The law is still unsettled as to whether a former president retains the right to assert executive privilege over certain internal deliberative communications that occurred during his term in office when the current president has decided to waive the privilege. Judge Cannon was not willing to dismiss out of hand, as the Department of Justice urged her to do, the notion that Mr. Trump retained such a right regarding his administration’s internal deliberative communications, irrespective of President Biden’s preference for a waiver.

“Even if any assertion of executive privilege by plaintiff ultimately fails in this context, that possibility, even if likely, does not negate a former president’s ability to raise the privilege as an initial matter,” Judge Cannon wrote. “Accordingly, because the privilege review team did not screen for material potentially subject to executive privilege, further review is required for that additional purpose.”

Judge Cannon quoted Supreme Court Justice Brett Kavanaugh, who had stated in connection with the Supreme Court’s order earlier this year allowing the release of certain Trump White House documents to the House committee investigating the January 6th Capitol breach: “A former President must be able to successfully invoke the Presidential communications privilege for communications that occurred during his Presidency, even if the current President does not support the privilege claim. Concluding otherwise would eviscerate the executive privilege for Presidential communications.”
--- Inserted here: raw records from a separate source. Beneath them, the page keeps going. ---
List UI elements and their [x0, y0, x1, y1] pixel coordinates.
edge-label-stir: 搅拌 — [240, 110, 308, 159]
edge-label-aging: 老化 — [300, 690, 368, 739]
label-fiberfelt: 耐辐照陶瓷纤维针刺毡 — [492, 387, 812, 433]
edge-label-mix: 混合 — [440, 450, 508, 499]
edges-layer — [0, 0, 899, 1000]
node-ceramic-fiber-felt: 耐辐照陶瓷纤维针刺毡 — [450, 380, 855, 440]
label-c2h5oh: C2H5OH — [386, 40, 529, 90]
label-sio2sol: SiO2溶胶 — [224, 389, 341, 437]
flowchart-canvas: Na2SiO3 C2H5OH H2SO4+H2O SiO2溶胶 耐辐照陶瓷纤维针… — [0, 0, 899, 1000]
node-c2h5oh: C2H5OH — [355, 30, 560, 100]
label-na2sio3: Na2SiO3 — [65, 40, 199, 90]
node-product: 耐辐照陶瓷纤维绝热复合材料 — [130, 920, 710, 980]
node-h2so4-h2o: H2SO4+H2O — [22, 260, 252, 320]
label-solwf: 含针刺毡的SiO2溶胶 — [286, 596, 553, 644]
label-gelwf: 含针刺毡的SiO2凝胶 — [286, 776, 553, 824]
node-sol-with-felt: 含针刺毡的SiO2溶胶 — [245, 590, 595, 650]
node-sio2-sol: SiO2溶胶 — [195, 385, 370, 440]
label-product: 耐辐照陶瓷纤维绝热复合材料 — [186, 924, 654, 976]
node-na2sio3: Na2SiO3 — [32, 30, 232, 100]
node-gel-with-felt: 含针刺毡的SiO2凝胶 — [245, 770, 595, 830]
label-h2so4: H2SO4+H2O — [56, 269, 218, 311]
In its search-and-grab raid at Mar-a-Lago, the FBI used a heavy-handed sledgehammer approach in conducting its operation. Mr. Trump has a good constitutional argument that the warrant authorizing the search failed to meet the Fourth Amendment’s requirement that warrants only be issued that “particularly” describe “the place to be searched, and the persons or things to be seized.” [Emphasis added] The Mar-a-Lago warrant allowed the FBI to go on a fishing expedition that swept up in its wide net personal effects and materials, along with many privileged documents. The special master’s review ordered by Judge Cannon will pause the Department of Justice’s use of the seized materials in its investigation until the true extent of the government’s overreach can be objectively assessed.